Among the most lasting and powerful traditions in family life is one that seems to have more impact than almost any other – the family meal.

Family meals bring about family unity. Eating and talking together can help prevent behavior problems at home and school, can help reduce risk-taking behaviors like drinking and smoking, and may even help improve grades! When we eat together, we eat healthier foods and that leads to many other benefits, including making it easier for everyone to achieve a healthy weight.

Knowing how beneficial family meals are, the secret to making them a tradition for your family isn’t really a secret at all.  Start with these three simple habits.

 

Habit #1: Making Meals Happen

Look for ways to add more family meals into each week. If evenings are too busy, breakfast or lunch on the weekends might work.  Just keep trying to find the time and be a little flexible.  Before you know it, family meals may even become a daily routine!

Try these ideas to help make mealtime happen:

Keep it simple—collect go-to recipes that can help shorten meal prep time. www.foodhero.org is a great source of recipes, tips and ideas for meals.

Choose ingredients that multitask—foods you can use for more than one meal can save time and avoid food waste. It takes the same amount of time to cook 2 cups of rice as it does to cook 4 cups! Save the extra for another meal in the same week.

Just say no to take out—A recent study shows teens are two times more likely to become overweight or obese by eating just one weekly takeout or fast food meal. Use meal solutions like rotisserie chicken or pre-cut vegetables to get dinner on the table quickly without compromising nutrition.

 

Habit #2: Getting Kids Involved

This one is fun for everyone and it can happen anywhere — your kitchen, the grocery store or a backyard/community garden. Every activity can be a nutrition lesson. Kids can learn to sort foods into food groups. They can choose new foods they want to try from all colors of the rainbow. As children get older, they can help plan the menu at home and then pick out the foods to match the menu items while shopping.

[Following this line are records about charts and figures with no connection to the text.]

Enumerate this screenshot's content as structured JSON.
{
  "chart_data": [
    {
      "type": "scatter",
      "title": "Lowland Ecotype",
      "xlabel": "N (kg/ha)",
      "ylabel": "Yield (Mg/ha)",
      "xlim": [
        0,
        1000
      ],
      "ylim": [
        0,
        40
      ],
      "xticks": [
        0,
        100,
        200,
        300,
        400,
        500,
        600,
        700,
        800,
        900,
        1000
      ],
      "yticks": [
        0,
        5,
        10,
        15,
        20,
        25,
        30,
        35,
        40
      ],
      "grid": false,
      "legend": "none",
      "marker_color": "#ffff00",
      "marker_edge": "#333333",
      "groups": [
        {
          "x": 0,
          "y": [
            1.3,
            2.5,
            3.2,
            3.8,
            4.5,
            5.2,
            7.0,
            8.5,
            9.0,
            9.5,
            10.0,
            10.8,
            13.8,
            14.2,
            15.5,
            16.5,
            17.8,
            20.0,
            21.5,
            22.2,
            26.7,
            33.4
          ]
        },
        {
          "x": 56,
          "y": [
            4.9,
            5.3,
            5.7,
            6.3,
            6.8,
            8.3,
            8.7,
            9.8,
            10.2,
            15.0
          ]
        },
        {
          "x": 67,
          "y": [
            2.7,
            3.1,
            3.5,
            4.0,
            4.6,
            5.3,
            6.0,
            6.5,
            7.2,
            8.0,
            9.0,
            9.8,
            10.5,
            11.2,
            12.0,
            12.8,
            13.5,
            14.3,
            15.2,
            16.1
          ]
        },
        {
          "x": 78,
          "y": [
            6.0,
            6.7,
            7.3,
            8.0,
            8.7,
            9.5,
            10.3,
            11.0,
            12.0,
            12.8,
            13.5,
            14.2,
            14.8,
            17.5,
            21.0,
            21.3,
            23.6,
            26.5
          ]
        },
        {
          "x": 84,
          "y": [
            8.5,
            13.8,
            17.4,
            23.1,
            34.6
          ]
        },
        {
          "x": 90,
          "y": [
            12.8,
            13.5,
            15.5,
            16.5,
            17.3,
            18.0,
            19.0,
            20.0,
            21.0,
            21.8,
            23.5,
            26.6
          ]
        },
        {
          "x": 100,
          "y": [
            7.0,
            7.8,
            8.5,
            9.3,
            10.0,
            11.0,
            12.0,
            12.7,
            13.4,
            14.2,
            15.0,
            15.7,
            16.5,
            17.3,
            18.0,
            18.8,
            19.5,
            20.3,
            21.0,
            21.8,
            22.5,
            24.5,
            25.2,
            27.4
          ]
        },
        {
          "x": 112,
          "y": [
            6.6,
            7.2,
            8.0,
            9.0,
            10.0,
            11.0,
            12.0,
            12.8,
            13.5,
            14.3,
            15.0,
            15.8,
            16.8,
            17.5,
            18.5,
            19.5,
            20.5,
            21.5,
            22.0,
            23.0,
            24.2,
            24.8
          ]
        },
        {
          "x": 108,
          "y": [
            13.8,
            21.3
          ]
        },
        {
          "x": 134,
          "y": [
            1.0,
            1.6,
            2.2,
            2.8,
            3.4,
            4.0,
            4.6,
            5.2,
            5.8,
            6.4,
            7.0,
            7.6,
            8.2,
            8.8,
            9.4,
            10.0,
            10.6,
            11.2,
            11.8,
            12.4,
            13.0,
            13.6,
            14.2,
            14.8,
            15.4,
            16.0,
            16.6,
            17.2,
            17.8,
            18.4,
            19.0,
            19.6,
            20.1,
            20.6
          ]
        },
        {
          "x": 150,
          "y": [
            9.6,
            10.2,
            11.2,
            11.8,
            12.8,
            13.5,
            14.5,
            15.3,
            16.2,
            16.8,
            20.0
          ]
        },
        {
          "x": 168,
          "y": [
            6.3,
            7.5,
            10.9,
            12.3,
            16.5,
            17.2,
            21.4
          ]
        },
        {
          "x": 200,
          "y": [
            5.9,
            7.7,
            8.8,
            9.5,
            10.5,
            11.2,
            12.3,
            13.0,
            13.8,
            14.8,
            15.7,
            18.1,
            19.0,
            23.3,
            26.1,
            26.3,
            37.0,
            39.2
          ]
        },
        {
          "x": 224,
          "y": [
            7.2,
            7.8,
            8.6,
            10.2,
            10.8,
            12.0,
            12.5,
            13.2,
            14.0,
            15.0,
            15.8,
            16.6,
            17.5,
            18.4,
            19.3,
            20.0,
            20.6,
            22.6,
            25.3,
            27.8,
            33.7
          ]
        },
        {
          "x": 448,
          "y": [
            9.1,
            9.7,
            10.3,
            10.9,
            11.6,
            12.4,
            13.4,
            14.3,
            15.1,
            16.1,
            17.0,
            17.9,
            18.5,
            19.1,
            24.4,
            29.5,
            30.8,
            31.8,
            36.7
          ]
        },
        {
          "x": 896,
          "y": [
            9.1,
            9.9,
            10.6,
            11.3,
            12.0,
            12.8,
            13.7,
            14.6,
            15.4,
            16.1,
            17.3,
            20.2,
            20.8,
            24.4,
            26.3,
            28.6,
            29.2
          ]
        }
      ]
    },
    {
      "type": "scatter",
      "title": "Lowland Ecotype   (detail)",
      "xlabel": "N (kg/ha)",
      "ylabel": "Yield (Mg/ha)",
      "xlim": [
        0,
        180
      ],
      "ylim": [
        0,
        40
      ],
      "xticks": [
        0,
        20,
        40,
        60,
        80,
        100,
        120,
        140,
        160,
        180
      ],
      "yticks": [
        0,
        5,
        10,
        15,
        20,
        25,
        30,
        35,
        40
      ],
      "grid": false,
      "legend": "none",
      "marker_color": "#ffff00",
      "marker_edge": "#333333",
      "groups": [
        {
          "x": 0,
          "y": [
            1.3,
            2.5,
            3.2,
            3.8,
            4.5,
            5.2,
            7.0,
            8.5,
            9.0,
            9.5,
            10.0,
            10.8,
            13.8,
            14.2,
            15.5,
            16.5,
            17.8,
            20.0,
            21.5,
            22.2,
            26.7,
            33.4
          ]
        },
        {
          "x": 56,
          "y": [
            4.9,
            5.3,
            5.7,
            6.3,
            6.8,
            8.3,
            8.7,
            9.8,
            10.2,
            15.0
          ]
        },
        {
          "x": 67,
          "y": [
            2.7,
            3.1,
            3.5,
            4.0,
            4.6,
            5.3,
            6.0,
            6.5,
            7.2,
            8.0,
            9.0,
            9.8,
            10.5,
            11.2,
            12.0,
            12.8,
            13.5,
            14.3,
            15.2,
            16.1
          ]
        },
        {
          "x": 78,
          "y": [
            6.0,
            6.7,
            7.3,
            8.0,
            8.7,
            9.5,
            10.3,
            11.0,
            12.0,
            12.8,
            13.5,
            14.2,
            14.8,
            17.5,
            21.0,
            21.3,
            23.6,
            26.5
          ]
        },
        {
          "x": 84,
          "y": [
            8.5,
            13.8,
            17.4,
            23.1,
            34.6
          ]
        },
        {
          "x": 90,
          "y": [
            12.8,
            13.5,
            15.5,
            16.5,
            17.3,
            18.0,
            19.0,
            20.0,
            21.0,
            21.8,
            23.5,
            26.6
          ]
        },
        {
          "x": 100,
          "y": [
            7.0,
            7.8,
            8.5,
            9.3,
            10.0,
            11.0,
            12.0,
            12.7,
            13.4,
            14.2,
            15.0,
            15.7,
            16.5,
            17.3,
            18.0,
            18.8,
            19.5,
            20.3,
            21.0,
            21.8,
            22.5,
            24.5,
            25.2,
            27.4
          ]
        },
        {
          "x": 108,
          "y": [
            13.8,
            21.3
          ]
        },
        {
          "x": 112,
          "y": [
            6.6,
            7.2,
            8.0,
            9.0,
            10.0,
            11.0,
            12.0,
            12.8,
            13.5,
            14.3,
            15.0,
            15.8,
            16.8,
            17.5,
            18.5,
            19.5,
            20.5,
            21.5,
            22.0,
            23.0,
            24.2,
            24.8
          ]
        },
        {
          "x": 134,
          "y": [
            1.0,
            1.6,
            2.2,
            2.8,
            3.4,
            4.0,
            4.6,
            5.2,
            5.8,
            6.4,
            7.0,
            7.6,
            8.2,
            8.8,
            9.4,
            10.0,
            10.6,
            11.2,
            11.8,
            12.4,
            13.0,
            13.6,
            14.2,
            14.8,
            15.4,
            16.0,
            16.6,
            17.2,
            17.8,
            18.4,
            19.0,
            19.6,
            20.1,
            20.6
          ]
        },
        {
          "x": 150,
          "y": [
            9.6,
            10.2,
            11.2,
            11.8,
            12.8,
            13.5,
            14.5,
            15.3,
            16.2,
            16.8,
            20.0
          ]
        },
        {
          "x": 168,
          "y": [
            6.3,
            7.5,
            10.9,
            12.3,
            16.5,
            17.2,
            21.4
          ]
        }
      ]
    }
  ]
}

Get kids involved in the whole mealtime—recruiting the kids to set the table, pour drinks, chop veggies, or stir the pot doesn’t just save time, it’s fun and it shows kids the value of cooking and eating together as a family.  Everyone can help with the dishes, too!

 

Habit #3:  Making meals easy and healthy

Planning meals ahead of time and making a list saves time and helps you pack meals with nutrient-rich food. So before you head to the store, think about these healthy ways to shop:

Fill your cart with foods from each of the five food groups: grains, fruits, veggies, dairy and protein.

Choose high-fiber foods like whole-grain breads and cereals, veggies, fruits, dry beans, nuts and seeds.

Save money and cut down on sugar intake by drinking water instead of buying juice or soda.

Make sure low-fat milk is in the fridge and on the table at mealtime.